Simple characters, complex reflections


I love complex characters.  I love reading about them in books, watching them on TV and film, playing them in videogames, and writing them.  Usually, the main hero of every story is my least favorite character.  Luke Skywalker?  More like Luke Borewalker, amiright?  Usually, just about everyone else in a story has more depth and complexity than the main hero.  Well defined villains, in particular, usually draw my interest.  What drives someone down dark paths, what lurks behind their decisions and actions?  I find it all fascinating and it works to draw me in and hold my interest.

So as you can imagine, when I write, I want to bring complexity to every character.  I want them to have a whole world of motivations, feelings, experiences, and plans.  For the most part, I think that’s a good thing.  If you want your characters to feel alive and believable, they need to have a history.  But over the course of a novel, you can’t always shove in the history of every character.  That can leave some characters feeling less developed than others.  For Steve and me, this meant getting creative with sprinkling history in where we could, and we’re also working on short fiction projects that will further build the backstory of some of our supporting characters.
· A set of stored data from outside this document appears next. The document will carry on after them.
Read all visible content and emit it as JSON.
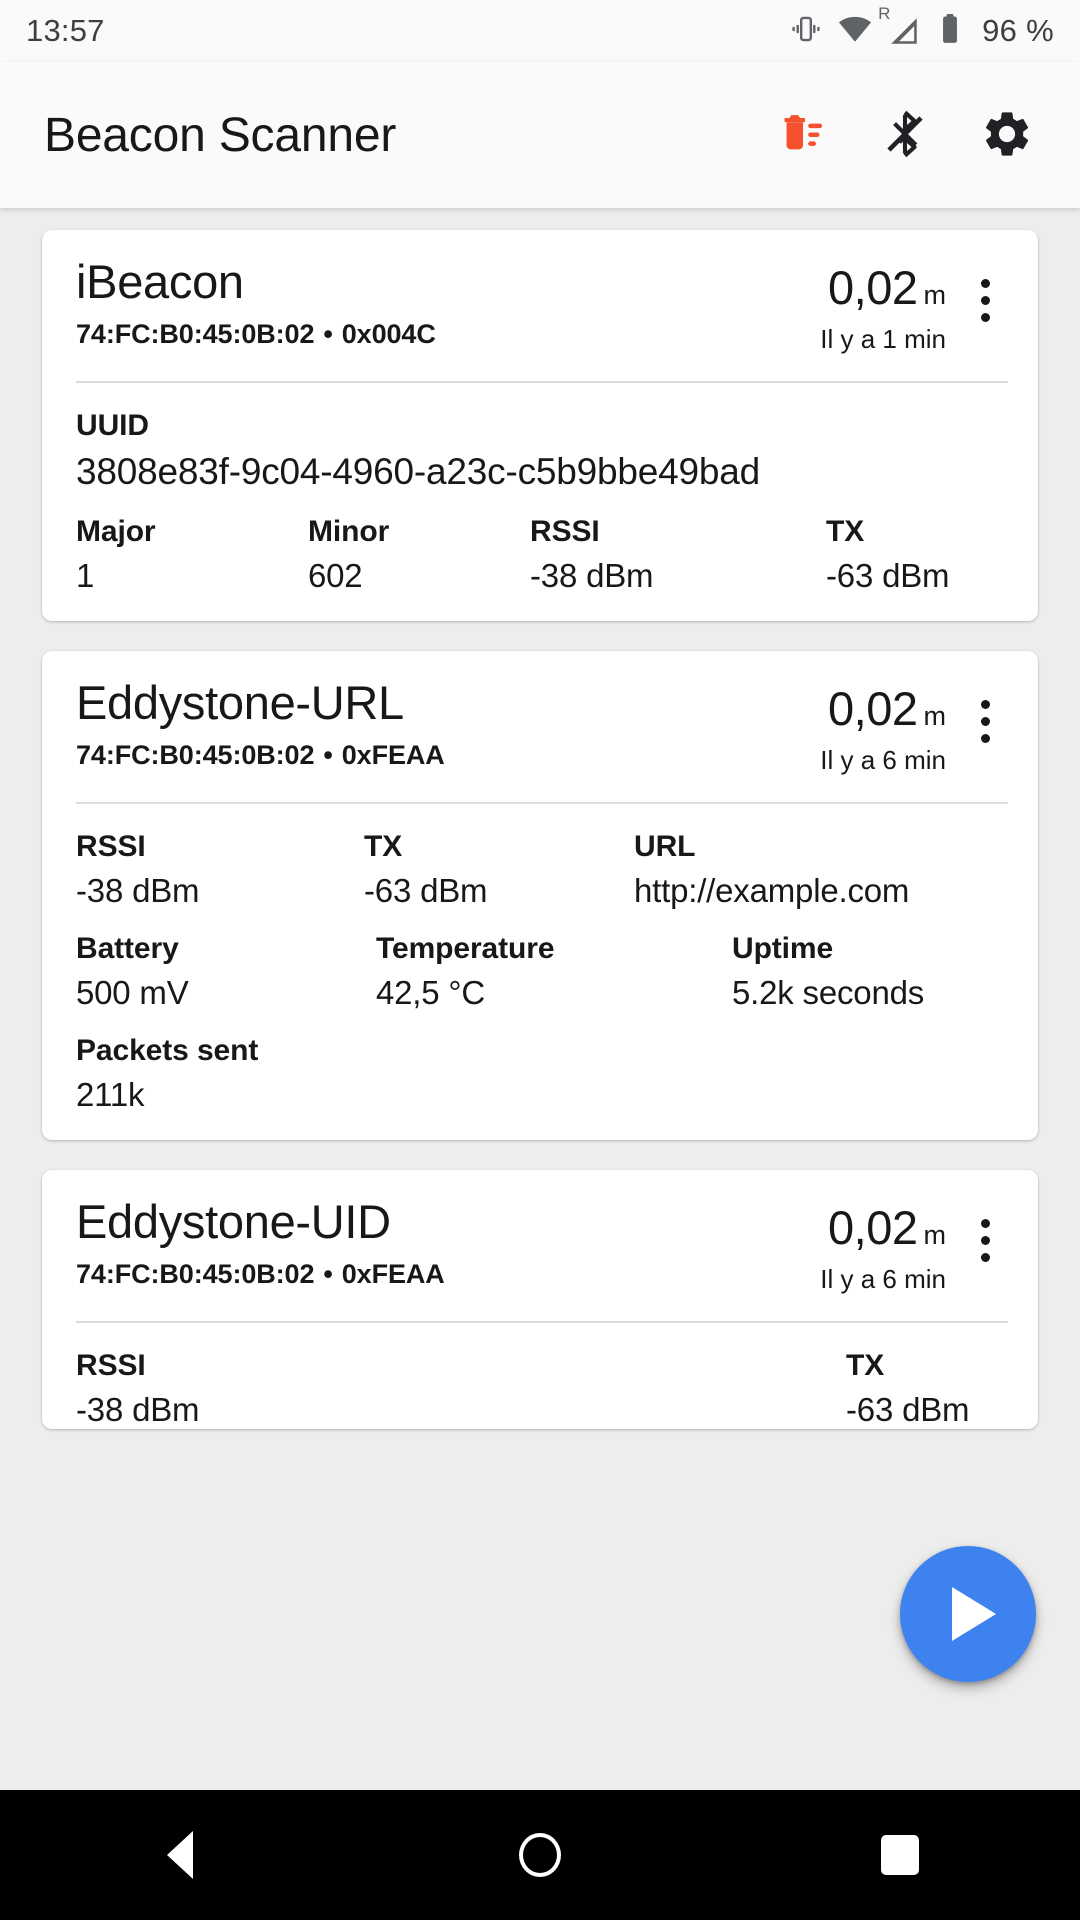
{
  "status_bar": {
    "clock": "13:57",
    "battery_percent": "96 %",
    "roaming_label": "R",
    "icons": [
      "vibrate-icon",
      "wifi-icon",
      "cellular-signal-icon",
      "battery-icon"
    ]
  },
  "app_bar": {
    "title": "Beacon Scanner",
    "actions": [
      {
        "name": "clear-list-button",
        "icon": "delete-sweep-icon",
        "color": "#f4512c"
      },
      {
        "name": "bluetooth-toggle-button",
        "icon": "bluetooth-disabled-icon",
        "color": "#1f2124"
      },
      {
        "name": "settings-button",
        "icon": "gear-icon",
        "color": "#1f2124"
      }
    ]
  },
  "beacons": [
    {
      "type": "iBeacon",
      "address": "74:FC:B0:45:0B:02",
      "separator": "•",
      "company_id": "0x004C",
      "distance": "0,02",
      "distance_unit": "m",
      "last_seen": "Il y a 1 min",
      "rows": [
        [
          {
            "label": "UUID",
            "value": "3808e83f-9c04-4960-a23c-c5b9bbe49bad",
            "span": "full"
          }
        ],
        [
          {
            "label": "Major",
            "value": "1"
          },
          {
            "label": "Minor",
            "value": "602"
          },
          {
            "label": "RSSI",
            "value": "-38 dBm"
          },
          {
            "label": "TX",
            "value": "-63 dBm"
          }
        ]
      ]
    },
    {
      "type": "Eddystone-URL",
      "address": "74:FC:B0:45:0B:02",
      "separator": "•",
      "company_id": "0xFEAA",
      "distance": "0,02",
      "distance_unit": "m",
      "last_seen": "Il y a 6 min",
      "rows": [
        [
          {
            "label": "RSSI",
            "value": "-38 dBm"
          },
          {
            "label": "TX",
            "value": "-63 dBm"
          },
          {
            "label": "URL",
            "value": "http://example.com"
          }
        ],
        [
          {
            "label": "Battery",
            "value": "500 mV"
          },
          {
            "label": "Temperature",
            "value": "42,5 °C"
          },
          {
            "label": "Uptime",
            "value": "5.2k seconds"
          }
        ],
        [
          {
            "label": "Packets sent",
            "value": "211k",
            "span": "full"
          }
        ]
      ]
    },
    {
      "type": "Eddystone-UID",
      "address": "74:FC:B0:45:0B:02",
      "separator": "•",
      "company_id": "0xFEAA",
      "distance": "0,02",
      "distance_unit": "m",
      "last_seen": "Il y a 6 min",
      "rows": [
        [
          {
            "label": "RSSI",
            "value": "-38 dBm"
          },
          {
            "label": "TX",
            "value": "-63 dBm"
          }
        ]
      ]
    }
  ],
  "fab": {
    "name": "start-scan-button",
    "icon": "play-icon",
    "color": "#3d82ee"
  },
  "nav_bar": {
    "back": "back-triangle-icon",
    "home": "home-circle-icon",
    "recents": "recents-square-icon"
  }
}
Instead of being bothered by the less developed characters, I’ve found something interesting happening as I do my edit of our debut novel, Brother Dust: The Resurgence.  My fear was that these simpler characters would detract from the complexity of those around them.  However, it seems that something different is happening.  Our few lesser developed characters work as mirrors that help reflect and enhance the complexities in our main characters.  It allows us to add in differing viewpoints that may be coming from less intelligent or nuanced characters.  Instead of being a detriment, that proved to be beneficial.

This realization has changed how I think about supporting characters a little bit.  In the past, if I couldn’t find a way to make someone ultra complex and deep, I’d just pull them out of my story.  But not everyone is ultra complex and deep.  Some people have their basic story and their basic life and they’re a basic person and that’s okay.  Some of the greatest people in the world are basic people.

Maybe I’m a dummy and all the other creators in the world knew this long before I did, but if not, then I want to encourage you to experiment with some simple characters.  I don’t recommend making your main character simple, because again, Luke Skywalker, but look at those surrounding Luke.  R2D2, C-3P0, and Chewbacca are all pretty simple characters that do a great job of enhancing the complexities of those around them.